Kort na de Tweede Wereldoorlog was het imperialistische Japan ontbonden en had zijn oorlogsvijand, de VS, een belangrijke aanwezigheid in het land gevestigd. Om de terreur te voorkomen die sinds de jaren dertig over Oost-Azië had geheerst, richtte de Japanse regering zich op het stabiliseren van de economie en het bevorderen van de groei.
Al bijna elke strijdende partij in de oorlog was getuige geweest van een vermindering van de industriële productie, hetzelfde gold voor Japan, waar de productie in 1946 was gedaald tot 27,6% van de vooroorlogse standaard.¹
Het economisch beleid dat werd gevoerd door het Ministerie van Internationale Handel en Industrie (MITI) speelde een belangrijke rol in het succes van Japan. De gevolgen van de oorlog hadden ernstige schade toegebracht aan de verwerkende sector in Japan en daarom streefden deze ministeries ernaar in dit soort sectoren te investeren en tegelijkertijd de binnenlandse belangstelling voor buitenlandse concurrentie te versterken.

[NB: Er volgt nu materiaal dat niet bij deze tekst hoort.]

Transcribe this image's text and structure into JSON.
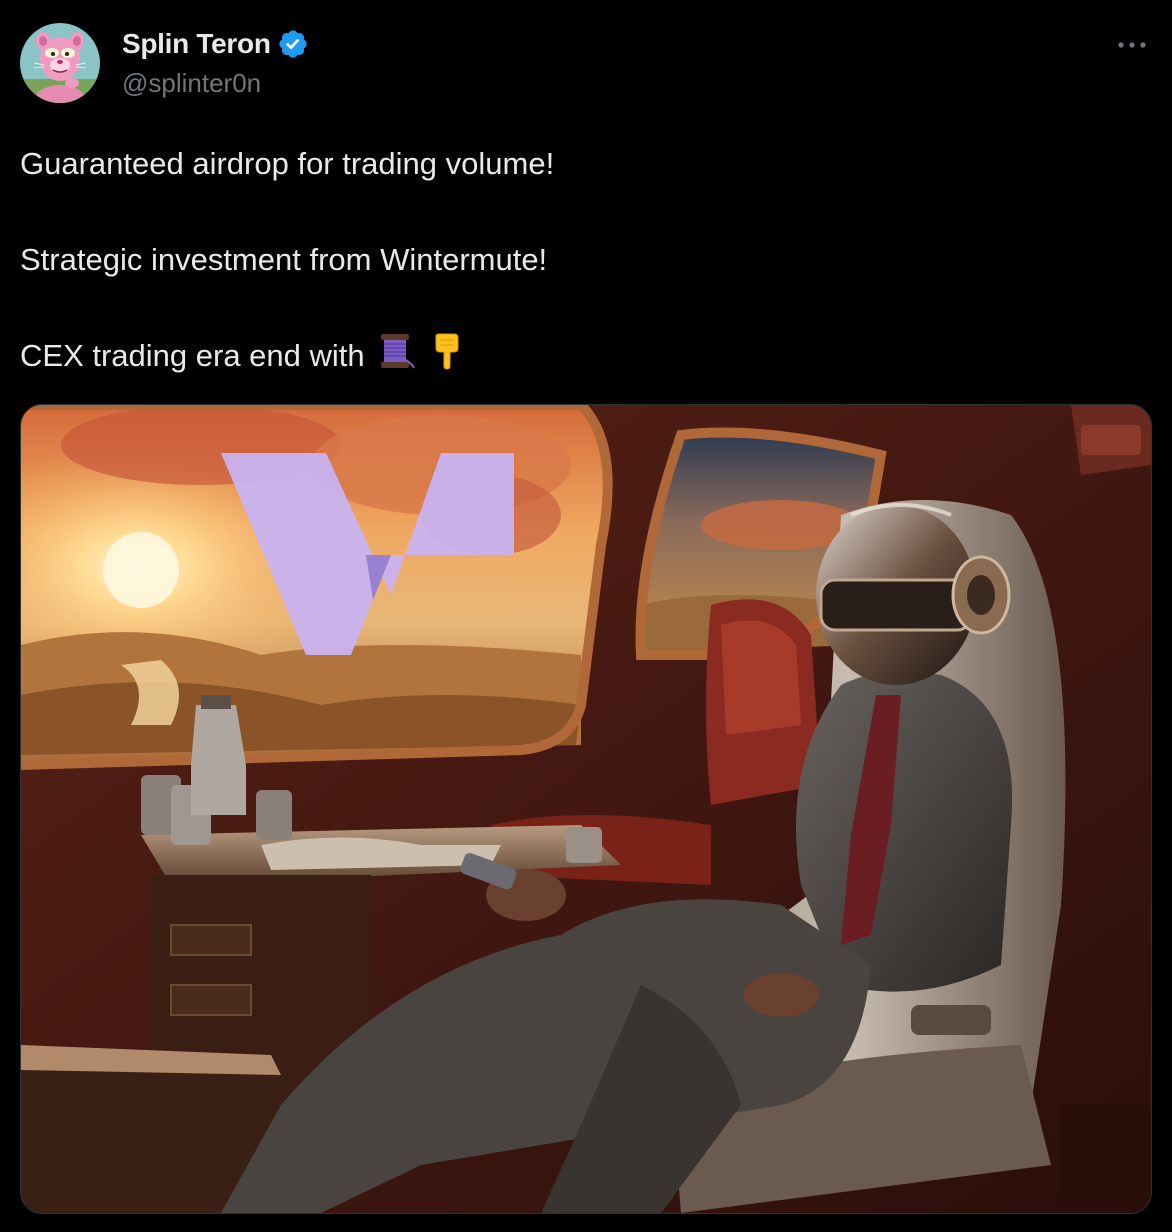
{
  "tweet": {
    "author": {
      "display_name": "Splin Teron",
      "handle": "@splinter0n",
      "verified": true,
      "avatar_icon": "pink-panther-avatar"
    },
    "more_icon": "more-horizontal-icon",
    "text_lines": [
      "Guaranteed airdrop for trading volume!",
      "",
      "Strategic investment from Wintermute!",
      "",
      "CEX trading era end with"
    ],
    "emojis": [
      "spool-of-thread-emoji",
      "pointing-down-emoji"
    ],
    "media": {
      "type": "image",
      "logo_color": "#c9b3f0",
      "icon": "airplane-cabin-illustration"
    }
  },
  "colors": {
    "background": "#000000",
    "text_primary": "#e7e9ea",
    "text_secondary": "#71767b",
    "verified_blue": "#1d9bf0",
    "media_border": "#2f3336"
  }
}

In het bijzonder “was de Japanse katoenindustrie aan het eind van de Tweede Wereldoorlog op de knieën gedwongen. Tweederde van de vooroorlogse katoenspindels waren door de oorlogsbestuurders gesloopt, en bombardementen en vernietiging van stedelijke gebieden hadden een verder verlies van 20 procent van de spin- en 14 procent van de weefcapaciteit veroorzaakt”.²
Het ministerie van Industrie nam de “Gehelde Productiewijze” aan die de nadruk legde op de productie van grondstoffen zoals staal en katoen. Bovendien werden hierdoor vrouwelijke arbeidskrachten aangeworven, waardoor de productiecijfers konden stijgen.
Nu was het de bedoeling van dit beleid om middelen en kapitaal in een specifieke sector te investeren. Zo zou Japan met deze producten een internationaal concurrentievoordeel kunnen behalen. Een voorbeeld hiervan is de camera-industrie, die nog steeds wordt gedomineerd door Japanse bedrijven (Canon, Nikon en Fujitsu). Door de middelen tot specifieke sectoren te beperken, konden de Japanners massaal goederen van hoge kwaliteit produceren tegen concurrerende prijzen.
Geleidelijk aan werd het partnerschap tussen de regering en de particuliere bedrijven verstevigd. Gyosei shido (administratieve begeleiding) werd gebruikt om bedrijven en particulieren over te halen op een meer voorzichtige manier te werken voor de Japanse economie. Er werden verschillende methoden verstrekt, zoals subsidies, licenties, belastingconcessies en invoervergunningen.
Dit leidde geleidelijk tot de vorming van conglomeraatgroepen, keiretsu genaamd, die profiteerden van de versoepeling van de anti-monopoliewetten door de regering. De keiretsu, een klassiek voorbeeld van schaalvoordelen, waren van vitaal belang omdat zij protectionistische maatregelen leverden die de Japanse economie vrijwaarden van buitenlandse concurrentie. Deze keiretsu werkten met productdiversificatie, wat een hoofdbestanddeel werd van hun groeipatronen, aangezien zij voorrang gaven aan het verwerven van marktaandeel boven winst op korte termijn. Om deze conglomeraten verder te versterken, voerde de Ikedea-adminstiairon in 1953 invoercontroles in om te voorkomen dat de Japanse markten zouden worden overspoeld door buitenlandse goederen.
De arbeiders voor deze conglomeraten waren goed opgeleide Japanse jongeren die werden tewerkgesteld via het job matching-systeem van de regering. Dit idee was geïnspireerd op het Labor Mobilization Plan in oorlogstijd en had zich ontwikkeld tot shūdan shūshoku (“groepswerkgelegenheid”)-programma’s waarmee afgestudeerden van het Japanse platteland naar de stad konden reizen op zoek naar werk. Met het jobmatchingsysteem werd de beroepsbevolking op een evenwichtige manier over de industrieën verdeeld.
Daarnaast bevorderden deze conglomeraatgroepen een extreme werkstijl in de hoop de lage productiviteit in de industrieën tegen te gaan. Premier Shigeru Yoshida moedigde het idee van Shūshin koyō aan – waarbij werknemers overuren maken en hun bedrijven hen belonen met baanzekerheid. De oorsprong van de beruchte werkcultuur die vandaag in Japan heerst.
In 1956 had het reële BBP per hoofd van de bevolking de vooroorlogse norm ingehaald. Onder leiding van het MITI kende Japan in de jaren 1960 een gemiddelde groei van 10%.
Al met al droegen de interventie van de Japanse regering en haar nauwe partnerschap met de particuliere sector bij tot het herstel van de oorlog. Dit verbaasde de wereld en gaf aanleiding tot de term “het Japanse economische wonder”.